Igor Gielow | Folha de S.Paulo

São Paulo - A reunião de cúpula dos chanceleres de países-membros da Otan vai focar em mecanismos para aumentar a ajuda militar à Ucrânia, não no mais recente pedido de admissão na aliança militar ocidental feito por Kiev.

Bombeiros ucranianos tentam apagar fogo após ataque com drones russos na região de Rivne - Serviço Estatal de Emergência da Ucrânia/Reuters

A decisão foi anunciada pelo novo secretário-geral do clube, Mark Rutte, na abertura da reunião de dois dias que ocorre em Bruxelas, sede da entidade. É um balde de água fria nas pretensões de Volodimir Zelenski, que elaborou um intrincado plano para tentar acabar com a guerra com a Rússia.

O presidente ucraniano até mudou sua posição até então inflexível de não ceder territórios a Vladimir Putin. Em uma carta aos chanceleres, ele pede que a Otan envie um convite de admissão para a Ucrânia levando em conta apenas os 80% de seu país que estão sob seu controle.

Com isso, os 20% restantes, incluindo a Crimeia anexada em 2014, seriam discutidos posteriormente. Em entrevistas desde a sexta (29), Zelenski admitiu que não tem poderio militar para reconquistá-los e vencer o conflito, iniciado por Putin em 2022.

A proposta radical tentava driblar a jurisprudência informal da Otan de não admitir países com conflitos territoriais ativos — dado que, na prática, isso significaria declarar guerra à Rússia, já que a aliança existe com uma cláusula de defesa mútua.

"O encontro nos próximos dois dias vai se concentrar muito em como fazer que a Ucrânia, quando decidir entrar em conversas de paz, o faça de uma posição de força. E, para chegar lá, é crucial que haja mais ajuda militar", disse o holandês Rutte.

Nenhuma palavra sobre o plano de Zelenski, apenas uma menção ao jargão tradicional do clube, de que há um trabalho para "criar uma ponte para a admissão" de Kiev. Segundo diplomatas presentes disseram a agências de notícias, não existe consenso possível sobre o tema na aliança devido ao temor de uma guerra aberta com Moscou.

Rutte citou os pacotes recentes de ajuda como exemplos a serem amplificados. Na segunda (2), a Alemanha anunciou o equivalente a R$ 4,2 bilhões em armas, sendo seguida por uma promessa americana de um novo envio de R$ 4,4 bilhões.
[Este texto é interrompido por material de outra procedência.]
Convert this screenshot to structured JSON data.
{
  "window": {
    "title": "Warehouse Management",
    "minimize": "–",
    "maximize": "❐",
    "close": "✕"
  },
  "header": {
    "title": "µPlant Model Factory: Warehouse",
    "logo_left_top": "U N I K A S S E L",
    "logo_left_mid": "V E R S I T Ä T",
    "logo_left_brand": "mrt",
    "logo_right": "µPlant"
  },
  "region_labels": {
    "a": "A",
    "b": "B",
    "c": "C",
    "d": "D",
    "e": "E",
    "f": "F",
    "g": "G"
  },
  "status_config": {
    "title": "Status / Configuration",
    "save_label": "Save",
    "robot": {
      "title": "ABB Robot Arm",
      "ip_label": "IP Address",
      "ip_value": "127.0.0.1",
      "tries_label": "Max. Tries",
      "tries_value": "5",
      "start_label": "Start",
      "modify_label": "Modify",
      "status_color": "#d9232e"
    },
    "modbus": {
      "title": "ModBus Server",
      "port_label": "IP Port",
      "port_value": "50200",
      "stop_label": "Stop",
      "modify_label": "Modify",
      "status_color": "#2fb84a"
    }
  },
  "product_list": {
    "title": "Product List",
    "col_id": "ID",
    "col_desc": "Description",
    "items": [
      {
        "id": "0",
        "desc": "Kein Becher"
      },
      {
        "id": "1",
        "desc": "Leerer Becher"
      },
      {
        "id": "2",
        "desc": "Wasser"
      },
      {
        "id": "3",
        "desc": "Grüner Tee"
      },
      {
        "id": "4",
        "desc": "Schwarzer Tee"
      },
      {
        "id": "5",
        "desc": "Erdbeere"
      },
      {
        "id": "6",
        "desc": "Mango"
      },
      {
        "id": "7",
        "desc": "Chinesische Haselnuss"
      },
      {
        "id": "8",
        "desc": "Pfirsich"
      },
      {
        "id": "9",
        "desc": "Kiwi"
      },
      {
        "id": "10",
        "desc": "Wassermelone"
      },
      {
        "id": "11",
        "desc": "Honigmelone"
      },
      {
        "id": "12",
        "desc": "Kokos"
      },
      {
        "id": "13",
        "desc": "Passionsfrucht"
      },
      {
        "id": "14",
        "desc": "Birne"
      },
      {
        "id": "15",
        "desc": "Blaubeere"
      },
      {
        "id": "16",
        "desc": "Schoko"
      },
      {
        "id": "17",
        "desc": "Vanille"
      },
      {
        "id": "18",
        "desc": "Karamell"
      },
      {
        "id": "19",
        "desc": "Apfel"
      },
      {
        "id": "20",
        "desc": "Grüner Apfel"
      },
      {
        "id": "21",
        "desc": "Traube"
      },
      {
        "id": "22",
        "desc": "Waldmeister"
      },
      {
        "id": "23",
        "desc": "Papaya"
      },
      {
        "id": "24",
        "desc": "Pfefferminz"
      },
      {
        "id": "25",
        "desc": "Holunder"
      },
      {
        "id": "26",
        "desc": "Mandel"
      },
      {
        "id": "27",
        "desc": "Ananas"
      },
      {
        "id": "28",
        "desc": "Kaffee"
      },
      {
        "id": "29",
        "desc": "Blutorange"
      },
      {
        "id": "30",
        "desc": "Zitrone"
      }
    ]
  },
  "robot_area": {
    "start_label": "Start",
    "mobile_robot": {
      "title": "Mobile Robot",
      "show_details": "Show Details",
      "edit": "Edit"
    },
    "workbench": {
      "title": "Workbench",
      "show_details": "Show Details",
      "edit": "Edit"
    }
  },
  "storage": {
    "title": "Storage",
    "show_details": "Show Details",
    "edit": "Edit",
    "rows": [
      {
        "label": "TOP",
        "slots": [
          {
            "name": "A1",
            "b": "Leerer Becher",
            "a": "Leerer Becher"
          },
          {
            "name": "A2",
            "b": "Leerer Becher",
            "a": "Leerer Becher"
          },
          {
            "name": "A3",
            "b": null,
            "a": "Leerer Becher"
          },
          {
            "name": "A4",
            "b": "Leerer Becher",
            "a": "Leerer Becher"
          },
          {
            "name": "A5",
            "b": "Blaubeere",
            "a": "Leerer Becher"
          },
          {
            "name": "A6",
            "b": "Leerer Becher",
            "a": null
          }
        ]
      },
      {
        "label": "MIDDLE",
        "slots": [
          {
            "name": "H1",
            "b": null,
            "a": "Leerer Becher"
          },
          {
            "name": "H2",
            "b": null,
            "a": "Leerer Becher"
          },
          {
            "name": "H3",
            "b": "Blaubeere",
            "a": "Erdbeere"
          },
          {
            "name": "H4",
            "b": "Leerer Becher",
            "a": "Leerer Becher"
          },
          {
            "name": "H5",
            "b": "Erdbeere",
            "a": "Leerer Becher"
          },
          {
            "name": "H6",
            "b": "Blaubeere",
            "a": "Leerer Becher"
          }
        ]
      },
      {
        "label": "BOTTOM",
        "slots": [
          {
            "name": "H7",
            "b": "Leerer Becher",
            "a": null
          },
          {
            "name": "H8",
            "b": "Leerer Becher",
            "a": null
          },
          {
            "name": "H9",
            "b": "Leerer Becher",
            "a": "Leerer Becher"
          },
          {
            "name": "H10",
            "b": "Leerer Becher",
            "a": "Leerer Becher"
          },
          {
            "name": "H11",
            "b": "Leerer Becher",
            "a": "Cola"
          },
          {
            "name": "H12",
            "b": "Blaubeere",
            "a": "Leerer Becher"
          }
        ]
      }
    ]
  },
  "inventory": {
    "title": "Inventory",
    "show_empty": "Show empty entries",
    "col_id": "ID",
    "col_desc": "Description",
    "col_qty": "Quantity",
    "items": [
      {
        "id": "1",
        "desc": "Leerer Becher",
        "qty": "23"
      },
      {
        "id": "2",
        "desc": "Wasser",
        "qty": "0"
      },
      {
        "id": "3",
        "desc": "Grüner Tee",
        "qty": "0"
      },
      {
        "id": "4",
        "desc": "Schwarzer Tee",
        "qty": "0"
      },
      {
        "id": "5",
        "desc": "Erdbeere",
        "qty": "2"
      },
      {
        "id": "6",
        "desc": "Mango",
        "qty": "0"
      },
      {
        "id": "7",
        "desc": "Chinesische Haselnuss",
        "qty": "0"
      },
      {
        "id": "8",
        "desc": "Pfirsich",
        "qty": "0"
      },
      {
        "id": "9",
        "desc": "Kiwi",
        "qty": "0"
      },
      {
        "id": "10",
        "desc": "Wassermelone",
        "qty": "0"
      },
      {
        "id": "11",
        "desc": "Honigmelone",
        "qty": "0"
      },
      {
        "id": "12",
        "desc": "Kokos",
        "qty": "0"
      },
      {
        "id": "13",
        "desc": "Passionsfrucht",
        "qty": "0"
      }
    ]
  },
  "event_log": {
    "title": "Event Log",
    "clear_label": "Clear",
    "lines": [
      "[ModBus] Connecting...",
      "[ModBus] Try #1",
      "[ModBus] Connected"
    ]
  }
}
Antes, EUA e aliados haviam dado autorização para o emprego de armas de maior alcance contra alvos russos, o que foi respondido por Putin com a estreia de um míssil quase indefensável, desenhado para ataques nucleares, no conflito.

Estes parecem ser os limites do que os aliados de Zelenski farão agora, no momento em que esperam a chegada de Donald Trump à Presidência americana, em 20 de janeiro. O republicano já prometeu "acabar com a guerra em um dia", sugerindo forçar Kiev a negociar ameaçando retirar apoio.

A questão é que, mercurial, o futuro presidente pode surgir com algum outro plano. Observadores da política russa dizem que o Kremlin vê com cautela a alegada russofilia de Trump, o que é refletido nas posições oficiais desde que o americano foi eleito.

Além disso, há o clima político europeu, que vai além da usual fadiga com os custos do conflito em países como a Alemanha. Qualquer decisão precisa de consenso dos 32 membros da aliança. Ao menos dois deles, Hungria e Eslováquia, são ostensivamente contrários a Kiev, enquanto a importante Romênia poderá eleger um presidente pró-Putin.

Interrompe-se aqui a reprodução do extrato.